A l'occasion de la 10ème édition du Paris Air Forum, l'astronaute de réserve de l'Agence spatiale européenne Anthea Comellini s'est livrée sur son parcours, ses envies d'astronaute et ses convictions.LA TRIBUNE : Pourquoi avez-vous souhaité devenir astronaute ?

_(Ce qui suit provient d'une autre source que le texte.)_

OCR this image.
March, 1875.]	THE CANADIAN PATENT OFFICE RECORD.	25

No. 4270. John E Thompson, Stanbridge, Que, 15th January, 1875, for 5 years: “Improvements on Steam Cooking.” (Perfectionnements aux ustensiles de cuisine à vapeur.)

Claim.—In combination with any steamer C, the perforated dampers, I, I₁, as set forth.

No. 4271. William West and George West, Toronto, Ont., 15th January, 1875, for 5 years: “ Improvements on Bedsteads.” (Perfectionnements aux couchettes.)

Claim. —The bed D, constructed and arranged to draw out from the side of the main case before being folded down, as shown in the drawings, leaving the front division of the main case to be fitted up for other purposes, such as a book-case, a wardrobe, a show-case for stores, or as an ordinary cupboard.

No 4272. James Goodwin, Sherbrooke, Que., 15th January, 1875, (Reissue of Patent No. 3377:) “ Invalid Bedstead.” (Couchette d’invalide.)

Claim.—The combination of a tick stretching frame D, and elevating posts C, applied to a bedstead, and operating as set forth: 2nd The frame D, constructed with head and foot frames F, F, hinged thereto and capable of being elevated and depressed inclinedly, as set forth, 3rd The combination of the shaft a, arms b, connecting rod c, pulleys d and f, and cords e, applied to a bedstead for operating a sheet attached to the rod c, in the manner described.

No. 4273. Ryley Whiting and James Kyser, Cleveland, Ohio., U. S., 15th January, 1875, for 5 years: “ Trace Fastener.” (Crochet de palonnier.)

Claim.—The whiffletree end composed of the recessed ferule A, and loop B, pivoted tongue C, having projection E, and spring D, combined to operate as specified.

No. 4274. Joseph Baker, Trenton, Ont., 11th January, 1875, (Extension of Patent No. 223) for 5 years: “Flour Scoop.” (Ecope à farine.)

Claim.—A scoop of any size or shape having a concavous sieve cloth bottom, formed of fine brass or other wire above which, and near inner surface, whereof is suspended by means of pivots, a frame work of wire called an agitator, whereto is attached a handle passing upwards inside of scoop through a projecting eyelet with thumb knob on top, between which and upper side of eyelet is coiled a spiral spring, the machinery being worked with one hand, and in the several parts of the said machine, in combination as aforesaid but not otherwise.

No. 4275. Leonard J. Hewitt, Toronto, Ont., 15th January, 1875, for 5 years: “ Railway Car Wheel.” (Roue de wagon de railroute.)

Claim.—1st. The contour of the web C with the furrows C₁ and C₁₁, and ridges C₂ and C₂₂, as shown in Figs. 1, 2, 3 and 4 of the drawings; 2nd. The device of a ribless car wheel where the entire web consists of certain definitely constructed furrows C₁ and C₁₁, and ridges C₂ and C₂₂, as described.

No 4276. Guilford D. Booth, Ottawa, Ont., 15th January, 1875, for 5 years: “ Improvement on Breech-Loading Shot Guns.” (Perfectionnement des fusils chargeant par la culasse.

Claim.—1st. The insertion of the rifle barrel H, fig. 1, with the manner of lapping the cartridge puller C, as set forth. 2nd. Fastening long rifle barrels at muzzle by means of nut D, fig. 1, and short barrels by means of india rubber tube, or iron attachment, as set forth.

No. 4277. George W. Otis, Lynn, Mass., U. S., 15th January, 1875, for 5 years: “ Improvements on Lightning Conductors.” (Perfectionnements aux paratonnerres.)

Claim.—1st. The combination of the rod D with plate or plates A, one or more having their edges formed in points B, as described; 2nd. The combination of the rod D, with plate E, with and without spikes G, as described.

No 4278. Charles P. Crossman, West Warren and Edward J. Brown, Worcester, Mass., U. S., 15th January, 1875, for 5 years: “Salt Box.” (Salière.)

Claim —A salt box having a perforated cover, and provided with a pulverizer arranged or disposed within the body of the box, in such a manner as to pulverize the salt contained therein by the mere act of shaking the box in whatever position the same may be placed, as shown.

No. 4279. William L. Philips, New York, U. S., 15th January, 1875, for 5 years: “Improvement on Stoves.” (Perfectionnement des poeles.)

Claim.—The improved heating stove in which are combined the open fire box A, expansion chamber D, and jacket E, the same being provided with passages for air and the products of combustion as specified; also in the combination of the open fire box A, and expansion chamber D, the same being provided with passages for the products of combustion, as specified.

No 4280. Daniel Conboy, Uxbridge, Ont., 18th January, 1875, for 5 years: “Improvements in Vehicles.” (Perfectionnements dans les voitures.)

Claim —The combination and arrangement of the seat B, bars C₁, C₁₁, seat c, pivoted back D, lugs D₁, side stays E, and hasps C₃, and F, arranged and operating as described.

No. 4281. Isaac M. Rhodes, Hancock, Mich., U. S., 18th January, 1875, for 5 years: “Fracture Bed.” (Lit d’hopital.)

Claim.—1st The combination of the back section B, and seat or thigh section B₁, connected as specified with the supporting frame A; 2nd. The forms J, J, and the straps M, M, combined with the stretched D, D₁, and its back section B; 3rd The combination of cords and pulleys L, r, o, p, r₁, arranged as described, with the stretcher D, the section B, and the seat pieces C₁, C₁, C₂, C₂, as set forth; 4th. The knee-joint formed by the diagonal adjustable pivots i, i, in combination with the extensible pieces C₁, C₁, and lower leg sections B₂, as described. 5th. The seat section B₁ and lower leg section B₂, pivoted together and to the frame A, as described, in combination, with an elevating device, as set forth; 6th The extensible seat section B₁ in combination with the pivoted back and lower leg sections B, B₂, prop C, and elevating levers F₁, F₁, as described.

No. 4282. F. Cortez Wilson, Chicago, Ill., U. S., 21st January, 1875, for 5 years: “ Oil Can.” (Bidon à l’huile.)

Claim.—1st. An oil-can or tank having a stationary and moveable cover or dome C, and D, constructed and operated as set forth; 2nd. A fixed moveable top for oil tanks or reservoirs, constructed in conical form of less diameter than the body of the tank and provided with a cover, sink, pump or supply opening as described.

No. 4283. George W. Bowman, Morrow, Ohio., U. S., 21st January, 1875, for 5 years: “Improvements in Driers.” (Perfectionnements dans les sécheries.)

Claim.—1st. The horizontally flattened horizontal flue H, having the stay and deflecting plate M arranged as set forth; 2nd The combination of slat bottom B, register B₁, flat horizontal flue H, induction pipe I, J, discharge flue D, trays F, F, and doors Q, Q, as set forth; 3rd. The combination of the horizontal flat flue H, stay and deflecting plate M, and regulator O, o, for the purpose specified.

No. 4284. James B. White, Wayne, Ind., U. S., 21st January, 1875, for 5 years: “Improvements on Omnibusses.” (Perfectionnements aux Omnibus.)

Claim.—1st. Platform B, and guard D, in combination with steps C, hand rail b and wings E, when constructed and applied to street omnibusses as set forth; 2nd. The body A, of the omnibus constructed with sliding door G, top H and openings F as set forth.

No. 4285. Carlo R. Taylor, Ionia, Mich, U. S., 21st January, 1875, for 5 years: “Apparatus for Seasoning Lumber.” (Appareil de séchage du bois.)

ANTHEA COMELLINI- J'étais parmi ceux qui, enfants rêvaient d'aller un jour dans l'espace. J'ai toujours été très fascinée par les avions, les pilotes, les pionnières de l'aviation puis les pionnières de l'espace. Mais en grandissant, je ne me suis pas vraiment forcée. Je me suis laissée toute la liberté de découvrir ce que j'aimais faire. Mon premier rêve concret était de devenir écrivaine puis j'ai découvert les maths et la physique et j'ai commencé à avoir une préférence pour un travail de chercheuse. A la fin du lycée, j'ai tout de même bien réfléchi entre intégrer l'armée de l'air italienne ou avoir un parcours d'ingénieure dans le domaine spatial. C'était un choix binaire : soit l'un, soit l'autre.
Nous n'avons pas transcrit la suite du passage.